Thursday, September 16, 2010

All about "BEST VALUE"

What the hell does "Best Value" mean and how is it different from "Low Bid?"

Well, the intention, when W changed the Feds focus from lowest cost to best value was to take quality into account. In other words, fed buyers (aka contracting officers) do not have to select the lowest price. It's also supposed to provide some assurance to the vendor that they can sell something without being low-balled.

According to FedMarket, the Federal Acquisition Regulations (FARs for short) give COs flexibility and considerable latitude in making a purchasing decision (they're some pretty powerful peeps). Under FAR, the term "best value" means the expected outcome of an acquisition provides the greatest overall benefit in response to the requirement. In short, the rules give contracting officers the latitude to go with a higher price based on best value considerations, with no restrictions on what best value considerations have to be. Anything can be considered a best value factor as long as it makes sense and has cost and performance implications. Of course, the government holds all of the cards and can do just about anything it wants in making an award as long as it appears to be cost effective and in the best interests of the taxpayer.

Best value procurements are supposed to announce that the technical evaluation factors, collectively, are more important than price. According to Michael Payne, the award to a higher priced proposal must balance cost against the best interest of the Government. “The perceived benefits of the higher priced proposal shall merit the additional cost" Sounds good? It's especially good for archeology, where shoddy work equals irrevocable loss of information.
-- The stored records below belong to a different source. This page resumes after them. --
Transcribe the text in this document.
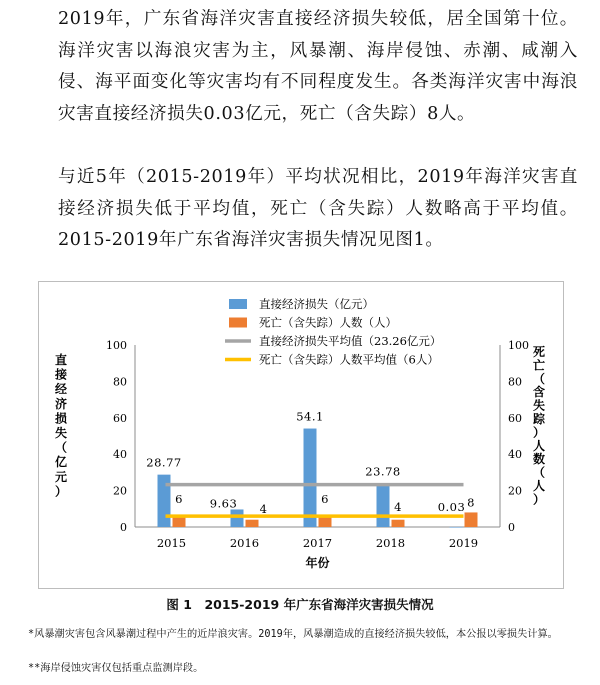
2019年，广东省海洋灾害直接经济损失较低，居全国第十位。海洋灾害以海浪灾害为主，风暴潮、海岸侵蚀、赤潮、咸潮入侵、海平面变化等灾害均有不同程度发生。各类海洋灾害中海浪灾害直接经济损失0.03亿元，死亡（含失踪）8人。

与近5年（2015-2019年）平均状况相比，2019年海洋灾害直接经济损失低于平均值，死亡（含失踪）人数略高于平均值。2015-2019年广东省海洋灾害损失情况见图1。

0	0
20	20
40	40
60	60
80	80
100	100
2015	2016	2017	2018	2019
年份
直
接
经
济
损
失
（
亿
元
）
死
亡
（
含
失
踪
）
人
数
（
人
）
28.77
9.63
54.1
23.78
0.03
6
4
6
4	8
直接经济损失（亿元）
死亡（含失踪）人数（人）
直接经济损失平均值（23.26亿元）
死亡（含失踪）人数平均值（6人）
图 1　2015-2019 年广东省海洋灾害损失情况

*风暴潮灾害包含风暴潮过程中产生的近岸浪灾害。2019年，风暴潮造成的直接经济损失较低，本公报以零损失计算。

**海岸侵蚀灾害仅包括重点监测岸段。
Not so fast...the U.S. Court of Federal Claims has held that price cannot be ignored simply because it is to be given less weight than the technical factors, and the Court has also stated an evaluation that fails to give price its due consideration is inconsistent with Federal contracting laws and cannot serve as a reasonable basis for an award. 

So much for "best value."

Instead, here's what we've wound up with:

"Best value will be determined by proposals that are deemed technically acceptable and present the lowest cost to the Government."

In action, what this means is the contracting officer sorts proposals by price, delivers the lowest priced one to the technical representative, and asks "is this proposal 'technically acceptable' or not." If it is, they get the award.